Messages From Our Office and/or Appointment Reminders
Please list all family members or other person(s), if any, whom we may disclose your protected health information, including treatment and payment information. These persons will have full access to your protected health information.
I have read, filled out and agree to all of the above.
If other than the patient is signing, are you the legal guardian, custodian or have Power of Attorney for this patient for payment, treatment or healthcare operations?
General Consent for Care and Treatment
TO THE PATIENT: You have the right, as a patient, to be informed about your condition and the recommended surgical, medical or diagnostic procedure to be used so that you may make the decision whether or not to undergo any suggested treatment or procedure after knowing the risks and hazards involved. At this point in your care, no specific treatment plan has been recommended. This consent form is simply an effort to obtain your permission to perform the evaluation necessary to identify the appropriate treatment and/or procedure for any identified condition(s).

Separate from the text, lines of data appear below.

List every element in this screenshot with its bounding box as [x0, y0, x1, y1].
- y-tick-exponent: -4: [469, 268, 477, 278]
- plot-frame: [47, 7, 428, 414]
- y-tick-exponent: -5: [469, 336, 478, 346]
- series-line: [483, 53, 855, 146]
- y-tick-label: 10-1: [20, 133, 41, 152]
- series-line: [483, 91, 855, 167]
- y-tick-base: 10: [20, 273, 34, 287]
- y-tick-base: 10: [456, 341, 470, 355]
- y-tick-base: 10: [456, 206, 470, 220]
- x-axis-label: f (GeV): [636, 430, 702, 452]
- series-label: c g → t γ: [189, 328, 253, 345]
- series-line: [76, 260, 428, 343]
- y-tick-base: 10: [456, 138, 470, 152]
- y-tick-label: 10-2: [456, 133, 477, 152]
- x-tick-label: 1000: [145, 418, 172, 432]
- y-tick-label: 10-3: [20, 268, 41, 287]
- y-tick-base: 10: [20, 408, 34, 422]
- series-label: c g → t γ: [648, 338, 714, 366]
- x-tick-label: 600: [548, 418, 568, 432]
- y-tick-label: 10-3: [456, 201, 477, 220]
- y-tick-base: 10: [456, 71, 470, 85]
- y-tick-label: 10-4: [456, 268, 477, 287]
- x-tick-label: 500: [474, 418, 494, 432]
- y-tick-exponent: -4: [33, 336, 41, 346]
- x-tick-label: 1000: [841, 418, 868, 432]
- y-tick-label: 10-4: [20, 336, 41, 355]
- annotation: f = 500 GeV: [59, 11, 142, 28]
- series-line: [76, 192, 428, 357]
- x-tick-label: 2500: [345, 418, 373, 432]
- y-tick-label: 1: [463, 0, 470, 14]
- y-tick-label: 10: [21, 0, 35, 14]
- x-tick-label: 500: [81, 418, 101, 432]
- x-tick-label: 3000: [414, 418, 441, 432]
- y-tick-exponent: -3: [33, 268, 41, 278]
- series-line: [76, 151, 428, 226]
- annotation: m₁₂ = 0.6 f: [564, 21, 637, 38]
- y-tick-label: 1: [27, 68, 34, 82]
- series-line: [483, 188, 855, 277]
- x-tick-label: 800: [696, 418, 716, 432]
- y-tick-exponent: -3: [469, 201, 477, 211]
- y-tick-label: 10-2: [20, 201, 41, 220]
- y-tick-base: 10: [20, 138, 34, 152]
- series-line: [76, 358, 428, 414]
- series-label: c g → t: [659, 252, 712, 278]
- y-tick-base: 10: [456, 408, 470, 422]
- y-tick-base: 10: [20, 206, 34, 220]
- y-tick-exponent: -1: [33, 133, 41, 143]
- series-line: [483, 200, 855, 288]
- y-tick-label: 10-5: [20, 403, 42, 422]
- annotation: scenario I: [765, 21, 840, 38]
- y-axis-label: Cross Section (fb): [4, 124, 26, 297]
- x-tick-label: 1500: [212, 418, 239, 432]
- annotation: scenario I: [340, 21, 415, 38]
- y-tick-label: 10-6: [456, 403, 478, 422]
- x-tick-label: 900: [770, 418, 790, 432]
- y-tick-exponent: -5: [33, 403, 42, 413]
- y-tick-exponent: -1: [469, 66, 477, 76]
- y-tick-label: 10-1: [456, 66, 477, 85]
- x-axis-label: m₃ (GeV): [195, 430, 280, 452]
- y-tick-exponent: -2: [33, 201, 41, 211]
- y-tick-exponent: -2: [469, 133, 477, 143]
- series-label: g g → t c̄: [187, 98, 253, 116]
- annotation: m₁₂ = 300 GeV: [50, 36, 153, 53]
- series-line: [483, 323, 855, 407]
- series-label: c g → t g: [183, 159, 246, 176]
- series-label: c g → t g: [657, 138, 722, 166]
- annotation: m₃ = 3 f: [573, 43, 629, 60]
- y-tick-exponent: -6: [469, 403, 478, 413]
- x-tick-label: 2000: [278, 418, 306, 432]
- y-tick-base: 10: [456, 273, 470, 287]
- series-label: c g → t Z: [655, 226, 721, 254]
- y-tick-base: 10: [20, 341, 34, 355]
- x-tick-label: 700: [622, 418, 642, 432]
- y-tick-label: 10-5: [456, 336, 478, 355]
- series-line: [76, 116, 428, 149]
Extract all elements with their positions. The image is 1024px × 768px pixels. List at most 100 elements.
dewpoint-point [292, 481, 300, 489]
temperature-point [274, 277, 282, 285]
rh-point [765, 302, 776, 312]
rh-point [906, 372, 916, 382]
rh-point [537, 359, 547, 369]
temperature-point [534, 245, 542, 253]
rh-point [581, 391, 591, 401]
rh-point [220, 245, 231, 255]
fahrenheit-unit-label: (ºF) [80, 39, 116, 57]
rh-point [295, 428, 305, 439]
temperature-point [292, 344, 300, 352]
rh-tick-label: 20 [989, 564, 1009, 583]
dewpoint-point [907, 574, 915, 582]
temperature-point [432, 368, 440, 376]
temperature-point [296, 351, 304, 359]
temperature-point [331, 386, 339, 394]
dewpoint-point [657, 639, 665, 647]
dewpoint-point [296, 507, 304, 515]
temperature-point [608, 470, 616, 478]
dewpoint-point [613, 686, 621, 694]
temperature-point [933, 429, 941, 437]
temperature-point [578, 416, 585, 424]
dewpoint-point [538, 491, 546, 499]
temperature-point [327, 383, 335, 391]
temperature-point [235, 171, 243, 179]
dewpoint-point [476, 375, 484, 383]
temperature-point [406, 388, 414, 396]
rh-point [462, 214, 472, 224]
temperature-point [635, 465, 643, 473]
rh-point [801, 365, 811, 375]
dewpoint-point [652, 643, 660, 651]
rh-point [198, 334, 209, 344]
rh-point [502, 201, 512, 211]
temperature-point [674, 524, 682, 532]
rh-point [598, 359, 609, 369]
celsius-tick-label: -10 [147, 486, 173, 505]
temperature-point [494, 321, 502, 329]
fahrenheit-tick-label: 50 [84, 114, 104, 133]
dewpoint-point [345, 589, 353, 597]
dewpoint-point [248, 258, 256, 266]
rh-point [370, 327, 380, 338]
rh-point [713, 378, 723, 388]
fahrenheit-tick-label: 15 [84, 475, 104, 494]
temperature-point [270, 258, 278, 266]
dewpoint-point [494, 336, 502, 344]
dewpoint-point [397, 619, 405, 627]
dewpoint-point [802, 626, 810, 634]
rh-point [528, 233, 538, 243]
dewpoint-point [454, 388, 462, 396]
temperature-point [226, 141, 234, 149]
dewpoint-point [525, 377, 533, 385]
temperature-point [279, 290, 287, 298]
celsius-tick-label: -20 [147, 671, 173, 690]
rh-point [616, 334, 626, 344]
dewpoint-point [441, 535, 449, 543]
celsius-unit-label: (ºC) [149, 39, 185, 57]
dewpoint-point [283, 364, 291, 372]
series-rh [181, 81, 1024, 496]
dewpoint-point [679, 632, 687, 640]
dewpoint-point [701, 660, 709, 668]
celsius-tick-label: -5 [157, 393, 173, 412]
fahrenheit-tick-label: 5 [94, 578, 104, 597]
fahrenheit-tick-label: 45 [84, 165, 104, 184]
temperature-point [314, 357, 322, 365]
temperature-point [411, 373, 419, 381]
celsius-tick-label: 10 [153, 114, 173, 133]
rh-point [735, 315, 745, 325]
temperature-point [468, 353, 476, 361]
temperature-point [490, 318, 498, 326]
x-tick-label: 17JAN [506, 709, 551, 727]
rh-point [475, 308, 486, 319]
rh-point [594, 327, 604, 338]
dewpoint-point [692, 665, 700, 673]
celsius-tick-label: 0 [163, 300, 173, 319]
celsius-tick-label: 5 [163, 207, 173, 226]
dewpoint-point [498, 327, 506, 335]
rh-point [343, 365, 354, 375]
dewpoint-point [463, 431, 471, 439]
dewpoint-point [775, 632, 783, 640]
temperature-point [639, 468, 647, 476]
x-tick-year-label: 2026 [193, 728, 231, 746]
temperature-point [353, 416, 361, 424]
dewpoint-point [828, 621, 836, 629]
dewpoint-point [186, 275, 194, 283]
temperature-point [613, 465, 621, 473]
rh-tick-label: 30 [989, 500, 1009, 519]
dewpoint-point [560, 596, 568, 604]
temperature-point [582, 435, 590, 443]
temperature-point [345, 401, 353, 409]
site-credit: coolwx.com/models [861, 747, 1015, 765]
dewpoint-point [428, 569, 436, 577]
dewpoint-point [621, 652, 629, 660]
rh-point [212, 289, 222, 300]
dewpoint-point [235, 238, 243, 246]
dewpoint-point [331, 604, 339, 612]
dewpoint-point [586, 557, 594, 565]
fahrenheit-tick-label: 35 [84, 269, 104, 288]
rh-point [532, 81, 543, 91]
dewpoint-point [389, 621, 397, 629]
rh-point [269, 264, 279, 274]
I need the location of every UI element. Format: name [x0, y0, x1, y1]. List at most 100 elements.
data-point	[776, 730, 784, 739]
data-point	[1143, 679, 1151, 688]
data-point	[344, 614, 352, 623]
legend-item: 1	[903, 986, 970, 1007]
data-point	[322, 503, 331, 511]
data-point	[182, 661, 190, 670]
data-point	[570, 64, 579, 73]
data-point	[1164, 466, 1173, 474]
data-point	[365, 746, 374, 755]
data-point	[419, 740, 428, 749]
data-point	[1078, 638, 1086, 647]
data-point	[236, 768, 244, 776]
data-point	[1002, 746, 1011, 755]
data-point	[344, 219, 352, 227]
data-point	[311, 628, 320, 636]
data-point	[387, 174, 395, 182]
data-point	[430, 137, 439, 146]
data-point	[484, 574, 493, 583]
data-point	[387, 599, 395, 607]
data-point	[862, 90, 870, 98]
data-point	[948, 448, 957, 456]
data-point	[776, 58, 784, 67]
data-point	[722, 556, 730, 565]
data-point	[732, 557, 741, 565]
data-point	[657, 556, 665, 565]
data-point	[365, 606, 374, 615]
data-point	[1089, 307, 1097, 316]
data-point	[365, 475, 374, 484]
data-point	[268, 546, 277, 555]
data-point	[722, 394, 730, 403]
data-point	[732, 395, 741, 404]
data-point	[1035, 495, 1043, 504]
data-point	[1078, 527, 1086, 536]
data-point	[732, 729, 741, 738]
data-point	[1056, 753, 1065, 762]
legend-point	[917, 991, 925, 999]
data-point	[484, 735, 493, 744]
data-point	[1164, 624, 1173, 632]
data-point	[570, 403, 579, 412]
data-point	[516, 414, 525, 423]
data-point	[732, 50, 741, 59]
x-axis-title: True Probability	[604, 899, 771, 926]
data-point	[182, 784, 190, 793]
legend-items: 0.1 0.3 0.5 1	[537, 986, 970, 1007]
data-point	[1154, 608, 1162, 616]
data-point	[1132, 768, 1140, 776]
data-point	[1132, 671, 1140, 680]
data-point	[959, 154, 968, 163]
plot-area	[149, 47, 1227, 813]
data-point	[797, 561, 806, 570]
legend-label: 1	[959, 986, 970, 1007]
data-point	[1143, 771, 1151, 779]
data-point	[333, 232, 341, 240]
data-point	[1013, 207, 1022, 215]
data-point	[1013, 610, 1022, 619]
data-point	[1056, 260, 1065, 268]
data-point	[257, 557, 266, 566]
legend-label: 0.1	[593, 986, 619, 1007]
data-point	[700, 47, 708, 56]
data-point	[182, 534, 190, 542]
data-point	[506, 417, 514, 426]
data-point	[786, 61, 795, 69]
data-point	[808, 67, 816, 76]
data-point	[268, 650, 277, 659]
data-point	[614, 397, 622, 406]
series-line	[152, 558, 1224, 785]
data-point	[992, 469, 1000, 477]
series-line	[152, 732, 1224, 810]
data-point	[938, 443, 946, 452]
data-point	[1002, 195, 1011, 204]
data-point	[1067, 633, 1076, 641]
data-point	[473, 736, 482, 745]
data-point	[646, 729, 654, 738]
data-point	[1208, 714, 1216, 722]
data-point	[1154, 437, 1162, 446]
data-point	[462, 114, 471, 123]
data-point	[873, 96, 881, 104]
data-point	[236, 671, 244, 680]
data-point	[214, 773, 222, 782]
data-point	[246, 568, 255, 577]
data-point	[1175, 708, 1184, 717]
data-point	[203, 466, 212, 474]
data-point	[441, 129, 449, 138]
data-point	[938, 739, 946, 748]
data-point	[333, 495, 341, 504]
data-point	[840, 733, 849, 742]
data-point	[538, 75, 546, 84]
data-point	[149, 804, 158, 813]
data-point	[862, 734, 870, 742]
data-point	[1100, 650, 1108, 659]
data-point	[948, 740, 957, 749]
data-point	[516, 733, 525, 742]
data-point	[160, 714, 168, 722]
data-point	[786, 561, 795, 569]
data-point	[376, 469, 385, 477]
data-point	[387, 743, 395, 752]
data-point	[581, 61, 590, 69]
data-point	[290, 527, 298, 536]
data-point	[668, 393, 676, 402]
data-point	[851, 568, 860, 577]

This consent provides us with your permission to perform reasonable and necessary medical examinations, testing and treatment. By signing below, you are indicating that (1) you intend that this consent is continuing in nature even after a specific diagnosis has been made and treatment recommended; and (2) you consent to treatment at this office or any other satellite office under common ownership. The consent will remain fully effective until it is revoked in writing. You have the right at any time to discontinue services.
You have the right to discuss the treatment plan with your physician about the purpose, potential risks and benefits of any test ordered for you. If you have any concerns regarding any test or treatment recommend by your health care provider, we encourage you to ask questions.
I voluntarily request a physician, and/or mid-level provider (Nurse Practitioner, Physician Assistant, or Clinical Nurse Specialist), and other health care providers or the designees as deemed necessary, to perform reasonable and necessary medical examination including but not limited to pelvic examination, testing and other treatment for the condition which has brought me to seek care at
this practice. I understand that if additional testing, invasive or interventional procedures are recommended, I will be asked to read and sign additional consent forms prior to the test(s) or procedure(s).
I certify that I have read and fully understand the above statements and consent fully and voluntarily to its contents.
Pelvic Examinations Consent Form
CONSENT: I, the above listed Patient or as the legally authorized person for the Patient, hereby consent to receiving pelvic examinations being performed by my physician or other health care practitioner, any medical student or any student receiving training as a health care practitioner.
NATURE OF PELVIC EXAMINATIONS
For the purposes of this Consent Form, a “pelvic examination” on a female means the series of tasks that comprise
an examination of the vagina, cervix, uterus, fallopian tubes, ovaries, rectum, or external pelvic tissue or organs using any combination of modalities, which may include, but need not be limited to, the health care provider’s gloved hand or instrumentation.
For purposes of the Consent Form, a “pelvic examination” on a male means examination of the rectum, prostate, and
external tissue or organs, including the penis or scrotum using any combination of modalities, which may include, but need not be limited to, the health care provider’s gloved hand or instrumentation.
I CONSENT TO RECEIVE PELVIC EXAMINATIONS AS DESCRIBED ABOVE, AND ALL MY QUESTIONS HAVE BEEN ANSWERED TO MY SATISFACTION.
*Due to Senate Bill 698 that was recently signed by the Governor, a separate consent for pelvic examination is required for all patients being seen in the office IN ADDITION TO the consent to treat that is already required.